Conselho confirma fim do subsídio ao álcool
Agência Folha
De Brasília
O Cima (Conselho Interministerial do Açúcar e do Álcool) confirmou ontem a suspensão do subsídio ao álcool concedido atualmente pelo governo. A medida permitirá uma economia de R$ 348 milhões ao Tesouro Nacional. Na semana passada, os secretários-executivos dos nove ministérios que compõem o Cima haviam decidido pelo fim do subsídio, mas a determinação ainda precisava ser ratificada pelo conselho.

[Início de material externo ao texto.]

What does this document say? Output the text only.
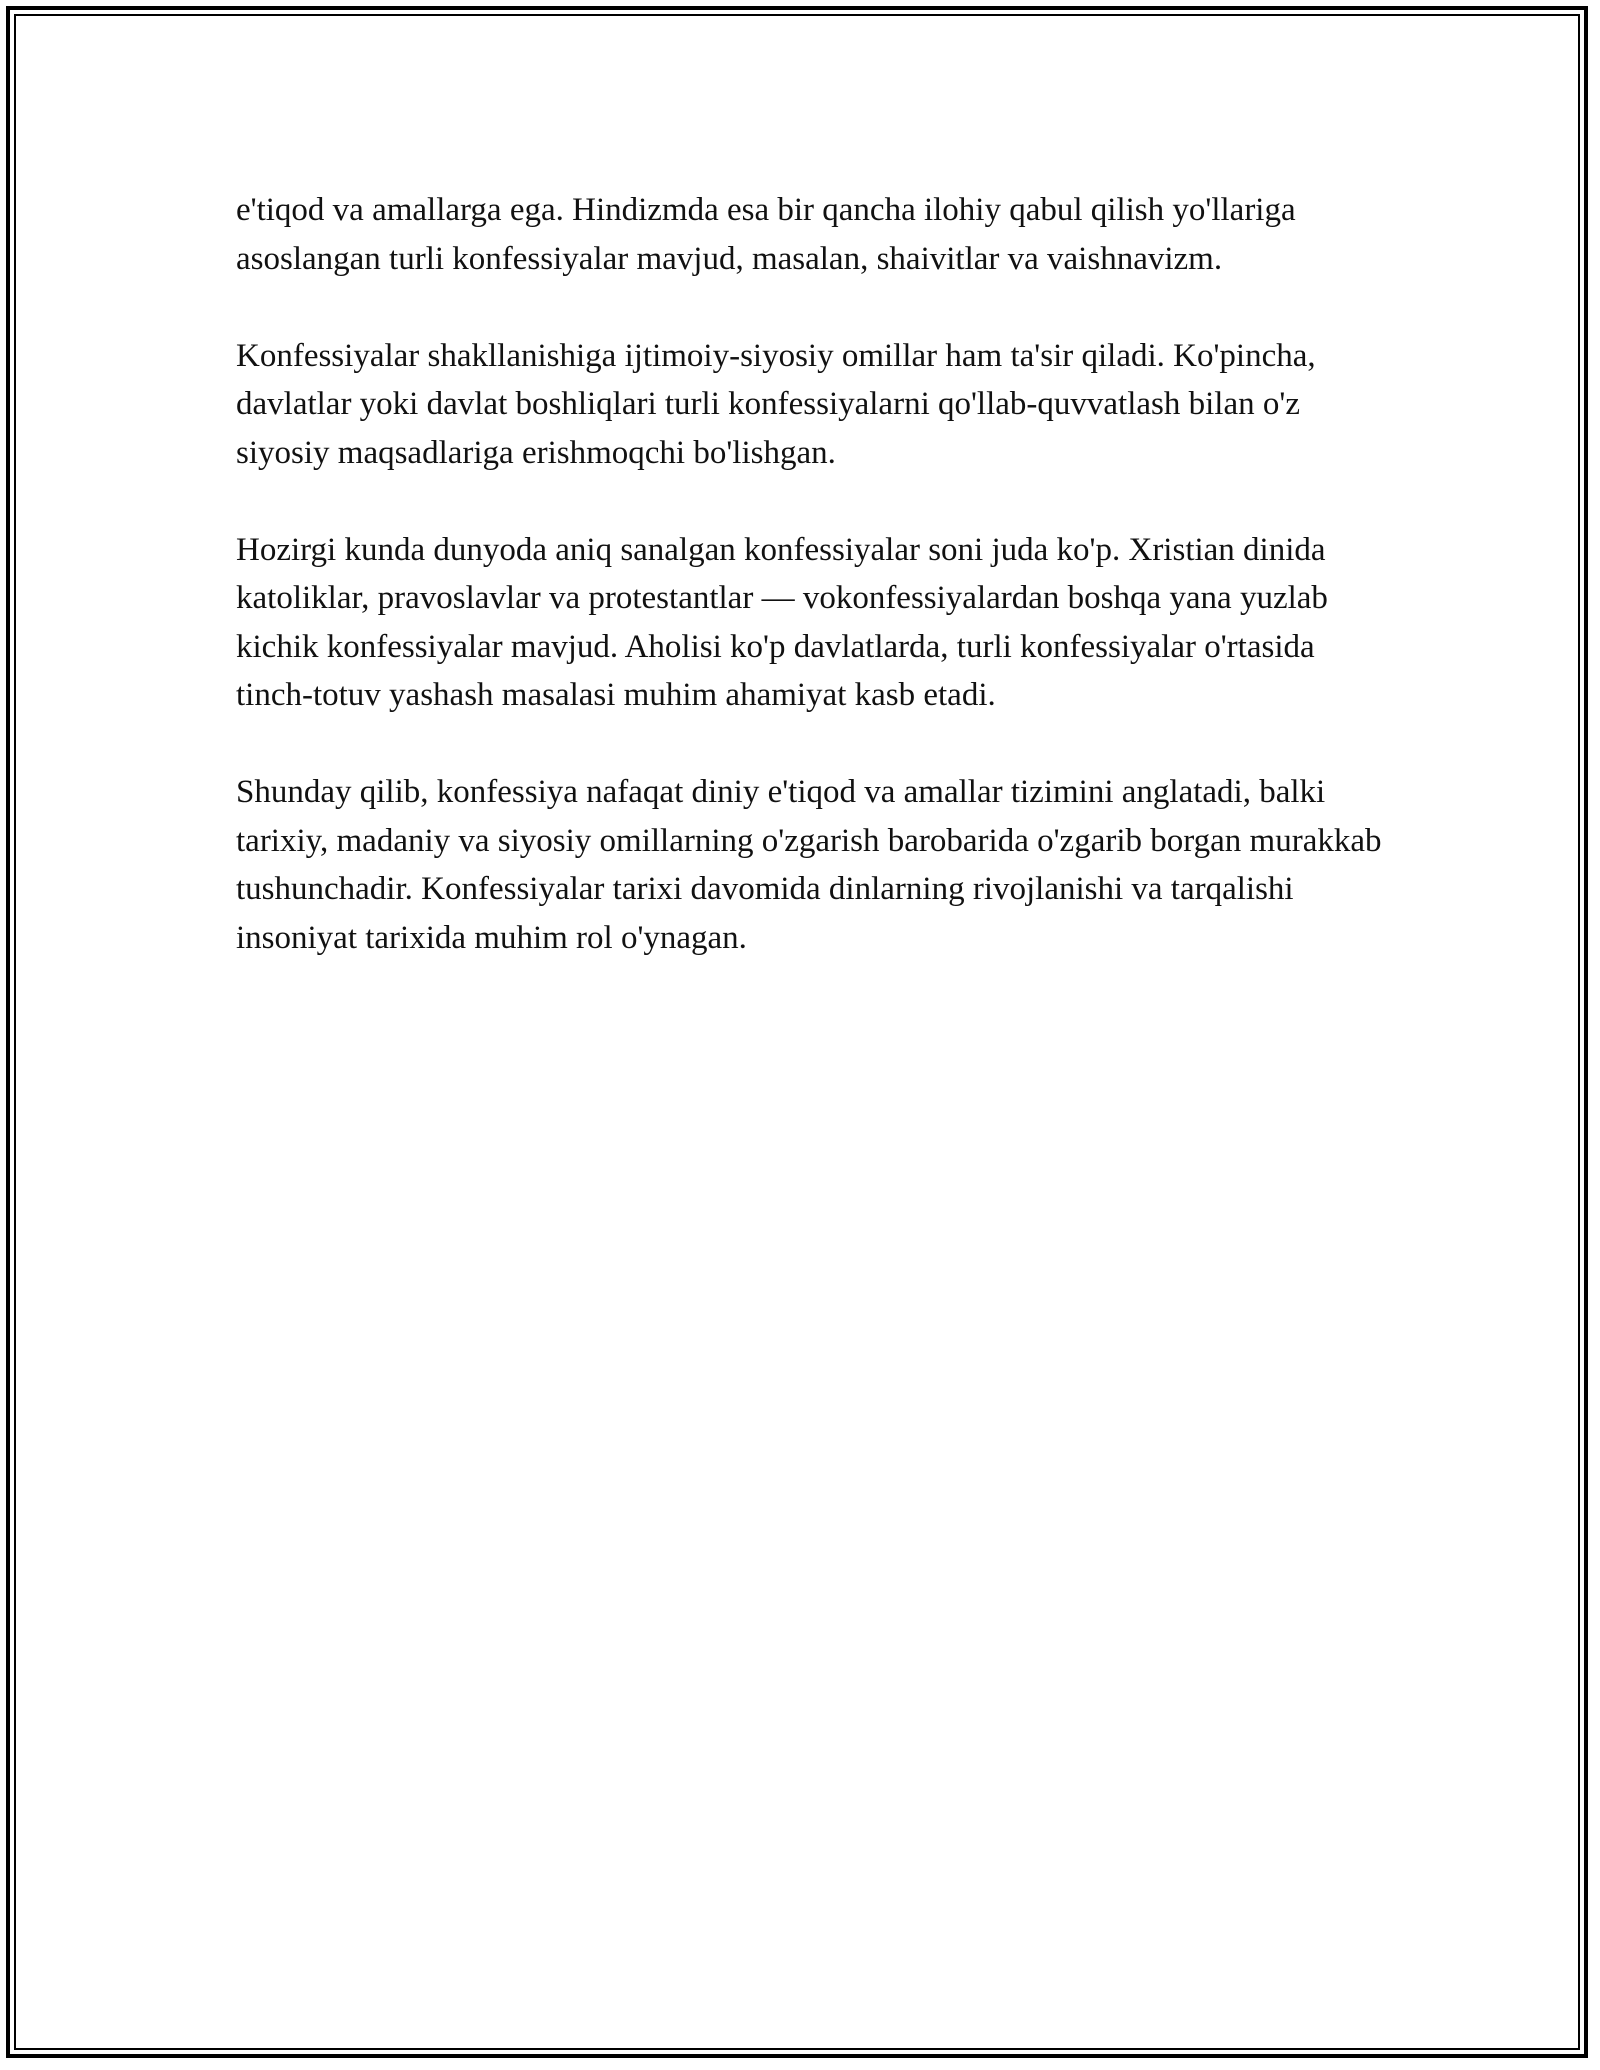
e'tiqod va amallarga ega. Hindizmda esa bir qancha ilohiy qabul qilish yo'llariga asoslangan turli konfessiyalar mavjud, masalan, shaivitlar va vaishnavizm.

Konfessiyalar shakllanishiga ijtimoiy-siyosiy omillar ham ta'sir qiladi. Ko'pincha, davlatlar yoki davlat boshliqlari turli konfessiyalarni qo'llab-quvvatlash bilan o'z siyosiy maqsadlariga erishmoqchi bo'lishgan.

Hozirgi kunda dunyoda aniq sanalgan konfessiyalar soni juda ko'p. Xristian dinida katoliklar, pravoslavlar va protestantlar — vokonfessiyalardan boshqa yana yuzlab kichik konfessiyalar mavjud. Aholisi ko'p davlatlarda, turli konfessiyalar o'rtasida tinch-totuv yashash masalasi muhim ahamiyat kasb etadi.

Shunday qilib, konfessiya nafaqat diniy e'tiqod va amallar tizimini anglatadi, balki tarixiy, madaniy va siyosiy omillarning o'zgarish barobarida o'zgarib borgan murakkab tushunchadir. Konfessiyalar tarixi davomida dinlarning rivojlanishi va tarqalishi insoniyat tarixida muhim rol o'ynagan.
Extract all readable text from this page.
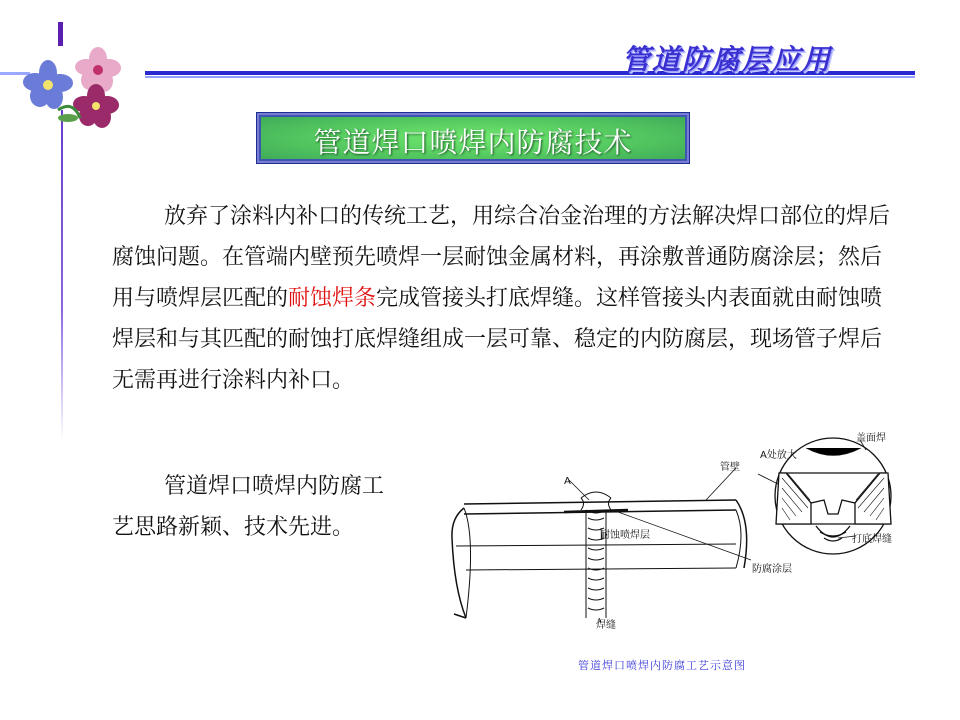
管道防腐层应用
管道焊口喷焊内防腐技术
放弃了涂料内补口的传统工艺，用综合冶金治理的方法解决焊口部位的焊后腐蚀问题。在管端内壁预先喷焊一层耐蚀金属材料，再涂敷普通防腐涂层；然后用与喷焊层匹配的耐蚀焊条完成管接头打底焊缝。这样管接头内表面就由耐蚀喷焊层和与其匹配的耐蚀打底焊缝组成一层可靠、稳定的内防腐层，现场管子焊后无需再进行涂料内补口。
管道焊口喷焊内防腐工艺思路新颖、技术先进。
A
A处放大
盖面焊
管壁
耐蚀喷焊层
防腐涂层
打底焊缝
焊缝
管道焊口喷焊内防腐工艺示意图
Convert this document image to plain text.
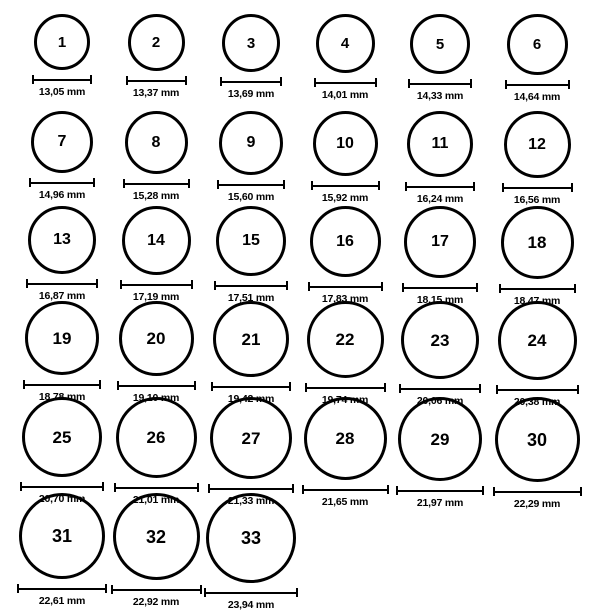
1
13,05 mm
2
13,37 mm
3
13,69 mm
4
14,01 mm
5
14,33 mm
6
14,64 mm
7
14,96 mm
8
15,28 mm
9
15,60 mm
10
15,92 mm
11
16,24 mm
12
16,56 mm
13
16,87 mm
14
17,19 mm
15
17,51 mm
16
17,83 mm
17
18,15 mm
18
18,47 mm
19
18,78 mm
20
19,10 mm
21
19,42 mm
22
19,74 mm
23
20,06 mm
24
20,38 mm
25
20,70 mm
26
21,01 mm
27
21,33 mm
28
21,65 mm
29
21,97 mm
30
22,29 mm
31
22,61 mm
32
22,92 mm
33
23,94 mm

O ministro Pratini de Morais afirmou, ontem, que o fim do subsídio não acarretará aumento de preço para o consumidor. A decisão de acabar com o benefício foi tomada, segundo ele, porque, com o aumento do preço da gasolina, o álcool ganhou competitividade. O subsídio ao álcool hidratado era de R$ 0,0045 por litro. Para o álcool anidro, o incentivo variava entre R$ 0,0037 (Paraná) e R$ 0,1177 por litro (Pará).
O Cima também aprovou a renovação do programa de subsídio à produção de açúcar no Nordeste. O valor do benefício, atualmente, é de R$ 5,07 por tonelada do produto, o que corresponde a cerca de 25% do preço do álcool no Nordeste (R$ 16 por tonelada). O conselho está estudando a possibilidade de aumentar o
subsídio para R$ 9,4 por tonelada.
O Cima aprovou, ainda, a liberação de R$ 40 milhões para a estocagem de 70 milhões de litros de álcool. Os recursos serão liberados aos produtores por intermédio do Banco do Brasil em forma de crédito. O álcool é apresentado pelos fornecedores como garantia. O objetivo da medida é segurar o preço do produto no mercado.